I saw all of that, and I had this moment when I thought, this is what things can be when we have enough time and prioritization of resources in a systematic and strategic way.

I saw this image of digging the right channels for water to flow in the right places, from an organizational standpoint. So that’s an image I’ve been using with the International Programs team to talk about where we’re going.

Lauren Taylor talks to Roger Kadima, Ethiopia Country Director, on a recent visit. Photo by Meletetsega Getachew.

How do you think about community-led programs versus volunteer teams?

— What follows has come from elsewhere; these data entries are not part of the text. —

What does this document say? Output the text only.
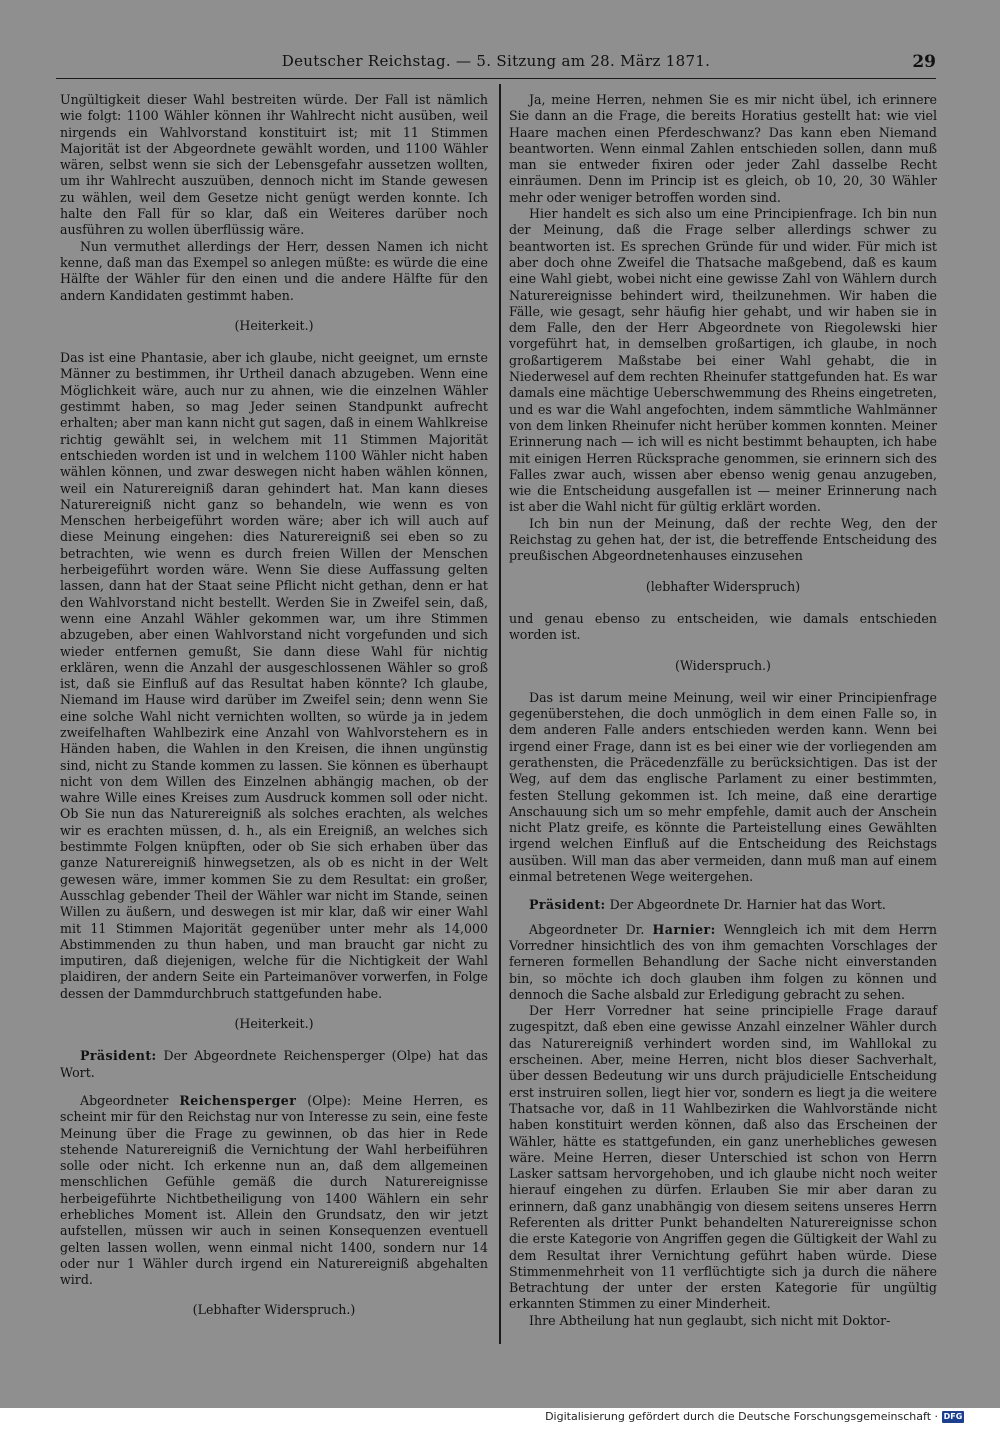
Deutscher Reichstag. — 5. Sitzung am 28. März 1871.	29

Ungültigkeit dieser Wahl bestreiten würde. Der Fall ist nämlich wie folgt: 1100 Wähler können ihr Wahlrecht nicht ausüben, weil nirgends ein Wahlvorstand konstituirt ist; mit 11 Stimmen Majorität ist der Abgeordnete gewählt worden, und 1100 Wähler wären, selbst wenn sie sich der Lebensgefahr aussetzen wollten, um ihr Wahlrecht auszuüben, dennoch nicht im Stande gewesen zu wählen, weil dem Gesetze nicht genügt werden konnte. Ich halte den Fall für so klar, daß ein Weiteres darüber noch ausführen zu wollen überflüssig wäre.

Nun vermuthet allerdings der Herr, dessen Namen ich nicht kenne, daß man das Exempel so anlegen müßte: es würde die eine Hälfte der Wähler für den einen und die andere Hälfte für den andern Kandidaten gestimmt haben.

(Heiterkeit.)

Das ist eine Phantasie, aber ich glaube, nicht geeignet, um ernste Männer zu bestimmen, ihr Urtheil danach abzugeben. Wenn eine Möglichkeit wäre, auch nur zu ahnen, wie die einzelnen Wähler gestimmt haben, so mag Jeder seinen Standpunkt aufrecht erhalten; aber man kann nicht gut sagen, daß in einem Wahlkreise richtig gewählt sei, in welchem mit 11 Stimmen Majorität entschieden worden ist und in welchem 1100 Wähler nicht haben wählen können, und zwar deswegen nicht haben wählen können, weil ein Naturereigniß daran gehindert hat. Man kann dieses Naturereigniß nicht ganz so behandeln, wie wenn es von Menschen herbeigeführt worden wäre; aber ich will auch auf diese Meinung eingehen: dies Naturereigniß sei eben so zu betrachten, wie wenn es durch freien Willen der Menschen herbeigeführt worden wäre. Wenn Sie diese Auffassung gelten lassen, dann hat der Staat seine Pflicht nicht gethan, denn er hat den Wahlvorstand nicht bestellt. Werden Sie in Zweifel sein, daß, wenn eine Anzahl Wähler gekommen war, um ihre Stimmen abzugeben, aber einen Wahlvorstand nicht vorgefunden und sich wieder entfernen gemußt, Sie dann diese Wahl für nichtig erklären, wenn die Anzahl der ausgeschlossenen Wähler so groß ist, daß sie Einfluß auf das Resultat haben könnte? Ich glaube, Niemand im Hause wird darüber im Zweifel sein; denn wenn Sie eine solche Wahl nicht vernichten wollten, so würde ja in jedem zweifelhaften Wahlbezirk eine Anzahl von Wahlvorstehern es in Händen haben, die Wahlen in den Kreisen, die ihnen ungünstig sind, nicht zu Stande kommen zu lassen. Sie können es überhaupt nicht von dem Willen des Einzelnen abhängig machen, ob der wahre Wille eines Kreises zum Ausdruck kommen soll oder nicht. Ob Sie nun das Naturereigniß als solches erachten, als welches wir es erachten müssen, d. h., als ein Ereigniß, an welches sich bestimmte Folgen knüpften, oder ob Sie sich erhaben über das ganze Naturereigniß hinwegsetzen, als ob es nicht in der Welt gewesen wäre, immer kommen Sie zu dem Resultat: ein großer, Ausschlag gebender Theil der Wähler war nicht im Stande, seinen Willen zu äußern, und deswegen ist mir klar, daß wir einer Wahl mit 11 Stimmen Majorität gegenüber unter mehr als 14,000 Abstimmenden zu thun haben, und man braucht gar nicht zu imputiren, daß diejenigen, welche für die Nichtigkeit der Wahl plaidiren, der andern Seite ein Parteimanöver vorwerfen, in Folge dessen der Dammdurchbruch stattgefunden habe.

(Heiterkeit.)

Präsident: Der Abgeordnete Reichensperger (Olpe) hat das Wort.

Abgeordneter Reichensperger (Olpe): Meine Herren, es scheint mir für den Reichstag nur von Interesse zu sein, eine feste Meinung über die Frage zu gewinnen, ob das hier in Rede stehende Naturereigniß die Vernichtung der Wahl herbeiführen solle oder nicht. Ich erkenne nun an, daß dem allgemeinen menschlichen Gefühle gemäß die durch Naturereignisse herbeigeführte Nichtbetheiligung von 1400 Wählern ein sehr erhebliches Moment ist. Allein den Grundsatz, den wir jetzt aufstellen, müssen wir auch in seinen Konsequenzen eventuell gelten lassen wollen, wenn einmal nicht 1400, sondern nur 14 oder nur 1 Wähler durch irgend ein Naturereigniß abgehalten wird.

(Lebhafter Widerspruch.)

Ja, meine Herren, nehmen Sie es mir nicht übel, ich erinnere Sie dann an die Frage, die bereits Horatius gestellt hat: wie viel Haare machen einen Pferdeschwanz? Das kann eben Niemand beantworten. Wenn einmal Zahlen entschieden sollen, dann muß man sie entweder fixiren oder jeder Zahl dasselbe Recht einräumen. Denn im Princip ist es gleich, ob 10, 20, 30 Wähler mehr oder weniger betroffen worden sind.

Hier handelt es sich also um eine Principienfrage. Ich bin nun der Meinung, daß die Frage selber allerdings schwer zu beantworten ist. Es sprechen Gründe für und wider. Für mich ist aber doch ohne Zweifel die Thatsache maßgebend, daß es kaum eine Wahl giebt, wobei nicht eine gewisse Zahl von Wählern durch Naturereignisse behindert wird, theilzunehmen. Wir haben die Fälle, wie gesagt, sehr häufig hier gehabt, und wir haben sie in dem Falle, den der Herr Abgeordnete von Riegolewski hier vorgeführt hat, in demselben großartigen, ich glaube, in noch großartigerem Maßstabe bei einer Wahl gehabt, die in Niederwesel auf dem rechten Rheinufer stattgefunden hat. Es war damals eine mächtige Ueberschwemmung des Rheins eingetreten, und es war die Wahl angefochten, indem sämmtliche Wahlmänner von dem linken Rheinufer nicht herüber kommen konnten. Meiner Erinnerung nach — ich will es nicht bestimmt behaupten, ich habe mit einigen Herren Rücksprache genommen, sie erinnern sich des Falles zwar auch, wissen aber ebenso wenig genau anzugeben, wie die Entscheidung ausgefallen ist — meiner Erinnerung nach ist aber die Wahl nicht für gültig erklärt worden.

Ich bin nun der Meinung, daß der rechte Weg, den der Reichstag zu gehen hat, der ist, die betreffende Entscheidung des preußischen Abgeordnetenhauses einzusehen

(lebhafter Widerspruch)

und genau ebenso zu entscheiden, wie damals entschieden worden ist.

(Widerspruch.)

Das ist darum meine Meinung, weil wir einer Principienfrage gegenüberstehen, die doch unmöglich in dem einen Falle so, in dem anderen Falle anders entschieden werden kann. Wenn bei irgend einer Frage, dann ist es bei einer wie der vorliegenden am gerathensten, die Präcedenzfälle zu berücksichtigen. Das ist der Weg, auf dem das englische Parlament zu einer bestimmten, festen Stellung gekommen ist. Ich meine, daß eine derartige Anschauung sich um so mehr empfehle, damit auch der Anschein nicht Platz greife, es könnte die Parteistellung eines Gewählten irgend welchen Einfluß auf die Entscheidung des Reichstags ausüben. Will man das aber vermeiden, dann muß man auf einem einmal betretenen Wege weitergehen.

Präsident: Der Abgeordnete Dr. Harnier hat das Wort.

Abgeordneter Dr. Harnier: Wenngleich ich mit dem Herrn Vorredner hinsichtlich des von ihm gemachten Vorschlages der ferneren formellen Behandlung der Sache nicht einverstanden bin, so möchte ich doch glauben ihm folgen zu können und dennoch die Sache alsbald zur Erledigung gebracht zu sehen.

Der Herr Vorredner hat seine principielle Frage darauf zugespitzt, daß eben eine gewisse Anzahl einzelner Wähler durch das Naturereigniß verhindert worden sind, im Wahllokal zu erscheinen. Aber, meine Herren, nicht blos dieser Sachverhalt, über dessen Bedeutung wir uns durch präjudicielle Entscheidung erst instruiren sollen, liegt hier vor, sondern es liegt ja die weitere Thatsache vor, daß in 11 Wahlbezirken die Wahlvorstände nicht haben konstituirt werden können, daß also das Erscheinen der Wähler, hätte es stattgefunden, ein ganz unerhebliches gewesen wäre. Meine Herren, dieser Unterschied ist schon von Herrn Lasker sattsam hervorgehoben, und ich glaube nicht noch weiter hierauf eingehen zu dürfen. Erlauben Sie mir aber daran zu erinnern, daß ganz unabhängig von diesem seitens unseres Herrn Referenten als dritter Punkt behandelten Naturereignisse schon die erste Kategorie von Angriffen gegen die Gültigkeit der Wahl zu dem Resultat ihrer Vernichtung geführt haben würde. Diese Stimmenmehrheit von 11 verflüchtigte sich ja durch die nähere Betrachtung der unter der ersten Kategorie für ungültig erkannten Stimmen zu einer Minderheit.

Ihre Abtheilung hat nun geglaubt, sich nicht mit Doktor-

Digitalisierung gefördert durch die Deutsche Forschungsgemeinschaft · DFG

[Community-led care] is the more sustainable approach. There is national capacity that should be developed and be used. I do think that it has another cost to it, though, and the cost is that you have a long-term presence in the country.

You have to think about your salary and benefits that you’re giving to national staff. You have to make sure that they’re properly cared for. You take on more risks, in many ways, because you have a long-term institutional presence that has to be managed.

But ultimately, to me, it is the right direction to go in. It builds people’s capacities and it’s more sustainable.

At the same time, I do see circumstances when a particular specialty might be missing. If there are still ways to leverage people’s capacity to come in and offer services that maybe don’t exist in the country, or to increase the professional skills of staff with new expertise or new services, I could see a role for targeted exchanges of volunteers. Maybe not whole teams, but specific instances.

What do you like to do in your personal time?

I love being out in nature. For my personal time, I love being — by myself or with friends — in nature in any shape or form, even if it’s just eating outside.

I just moved back to North Carolina after nearly 12 years abroad. I love to be in the mountains. I love evergreen trees.

I love to be in water. And here, it’s endless lakes, endless swimming pools, endless ocean shoreline. I feel quite blessed to be living here.

Building the Kingdom together

Lauren Taylor with some of our team in Ethiopia! Photo by Meletetsega Getachew.

We’re grateful to have a compassionate and faithful leader like Lauren! Her experience, empathy, and vision for the future are a blessing to Medical Teams.